Click here to download the pre-trained weights. Thanks Tejaswi for pointing this out, same has been updated in the article as well.
When we are building our own Resnet-50 model, they why are we again taking pre-built model weights?
Sorry for late reply Tejaswi. This is because we are using Transfer Learning method to train a Resnet model with our dataset and labels from scratch. The standard Resnet model is trained on ImageNet data with 1000 image labels only. If you want to build a ResNet model from scratch that works for your own images and categories we are using Transfer Learning for that purpose which makes use of pretrained model without last layer to start with.
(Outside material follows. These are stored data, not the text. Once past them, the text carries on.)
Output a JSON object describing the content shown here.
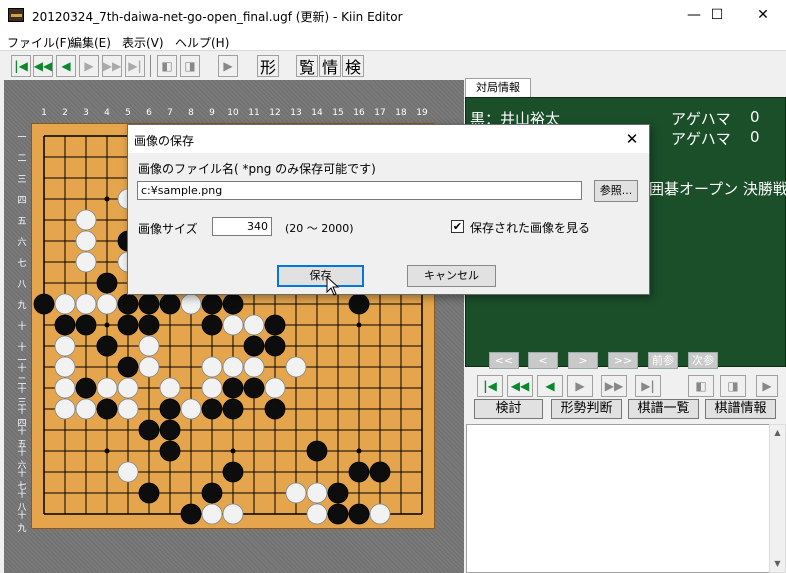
{
  "window": {
    "title": "20120324_7th-daiwa-net-go-open_final.ugf (更新) - Kiin Editor",
    "minimize": "—",
    "maximize": "☐",
    "close": "✕"
  },
  "menu": [
    "ファイル(F)",
    "編集(E)",
    "表示(V)",
    "ヘルプ(H)"
  ],
  "toolbar": {
    "kanji": [
      "形",
      "覧",
      "情",
      "検"
    ]
  },
  "board": {
    "columns": [
      "1",
      "2",
      "3",
      "4",
      "5",
      "6",
      "7",
      "8",
      "9",
      "10",
      "11",
      "12",
      "13",
      "14",
      "15",
      "16",
      "17",
      "18",
      "19"
    ],
    "rows": [
      "一",
      "二",
      "三",
      "四",
      "五",
      "六",
      "七",
      "八",
      "九",
      "十",
      "十一",
      "十二",
      "十三",
      "十四",
      "十五",
      "十六",
      "十七",
      "十八",
      "十九"
    ],
    "black": [
      [
        4,
        8
      ],
      [
        5,
        6
      ],
      [
        5,
        9
      ],
      [
        5,
        10
      ],
      [
        4,
        11
      ],
      [
        1,
        9
      ],
      [
        3,
        10
      ],
      [
        6,
        9
      ],
      [
        7,
        9
      ],
      [
        9,
        9
      ],
      [
        10,
        9
      ],
      [
        16,
        9
      ],
      [
        2,
        10
      ],
      [
        6,
        10
      ],
      [
        9,
        10
      ],
      [
        12,
        10
      ],
      [
        4,
        11
      ],
      [
        5,
        12
      ],
      [
        11,
        11
      ],
      [
        12,
        11
      ],
      [
        3,
        13
      ],
      [
        10,
        13
      ],
      [
        11,
        13
      ],
      [
        4,
        14
      ],
      [
        7,
        14
      ],
      [
        9,
        14
      ],
      [
        10,
        14
      ],
      [
        12,
        14
      ],
      [
        6,
        15
      ],
      [
        7,
        15
      ],
      [
        7,
        16
      ],
      [
        14,
        16
      ],
      [
        10,
        17
      ],
      [
        16,
        17
      ],
      [
        17,
        17
      ],
      [
        6,
        18
      ],
      [
        9,
        18
      ],
      [
        15,
        18
      ],
      [
        8,
        19
      ],
      [
        15,
        19
      ],
      [
        16,
        19
      ],
      [
        16,
        20
      ]
    ],
    "white": [
      [
        5,
        4
      ],
      [
        3,
        5
      ],
      [
        6,
        5
      ],
      [
        3,
        6
      ],
      [
        5,
        6
      ],
      [
        3,
        7
      ],
      [
        5,
        7
      ],
      [
        2,
        9
      ],
      [
        3,
        9
      ],
      [
        4,
        9
      ],
      [
        5,
        9
      ],
      [
        8,
        9
      ],
      [
        10,
        9
      ],
      [
        3,
        10
      ],
      [
        5,
        10
      ],
      [
        6,
        10
      ],
      [
        10,
        10
      ],
      [
        11,
        10
      ],
      [
        2,
        11
      ],
      [
        4,
        11
      ],
      [
        6,
        11
      ],
      [
        2,
        12
      ],
      [
        6,
        12
      ],
      [
        9,
        12
      ],
      [
        10,
        12
      ],
      [
        11,
        12
      ],
      [
        13,
        12
      ],
      [
        2,
        13
      ],
      [
        4,
        13
      ],
      [
        5,
        13
      ],
      [
        7,
        13
      ],
      [
        9,
        13
      ],
      [
        12,
        13
      ],
      [
        2,
        14
      ],
      [
        3,
        14
      ],
      [
        5,
        14
      ],
      [
        8,
        14
      ],
      [
        5,
        17
      ],
      [
        13,
        18
      ],
      [
        14,
        18
      ],
      [
        9,
        19
      ],
      [
        10,
        19
      ],
      [
        14,
        19
      ],
      [
        16,
        19
      ],
      [
        17,
        19
      ]
    ],
    "marked": [
      [
        16,
        10
      ]
    ]
  },
  "right": {
    "tab": "対局情報",
    "black_label": "黒：井山裕太",
    "agehama1_label": "アゲハマ",
    "agehama1_value": "0",
    "agehama2_label": "アゲハマ",
    "agehama2_value": "0",
    "event": "囲碁オープン 決勝戦",
    "nav": [
      "<<",
      "<",
      ">",
      ">>",
      "前参",
      "次参"
    ],
    "buttons": [
      "検討",
      "形勢判断",
      "棋譜一覧",
      "棋譜情報"
    ]
  },
  "dialog": {
    "title": "画像の保存",
    "close": "✕",
    "file_label": "画像のファイル名( *png のみ保存可能です)",
    "file_value": "c:¥sample.png",
    "browse": "参照...",
    "size_label": "画像サイズ",
    "size_value": "340",
    "range": "(20 〜 2000)",
    "view_check": "✔",
    "view_label": "保存された画像を見る",
    "save": "保存",
    "cancel": "キャンセル"
  },
  "colors": {
    "info_bg": "#1a4f2a",
    "board": "#e5a54c",
    "accent": "#0078d7",
    "nav_green": "#0a8a2a"
  }
}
Do notice we are taking the pretrained weights of ResNet without Top Layer (notop in filename) . We are then kind of appending our own classifier layer on the top and then train it with our own dataset (Transfer Learning).
Hello, I have tried this code and the prediction is going wrong. It is giving dog for both the cat and dog. What should be done in this case?
How many training data have you taken for each of dog and cat? Also the number of epochs and training accuracy ?
Hello, can you help us in making the code work and also in developing the user interface.
we are using skin dataset, from Kaggle – https://www.kaggle.com/c/siim-isic-melanoma-classification
Unfortunately Tejaswi we do not provide any such service to help in coding.
Hello
when running the model.fit In[21], its telling me that i need to compile using model.compile(optimizer, loss).
It was left by mistake. Line to compile model is added now please check.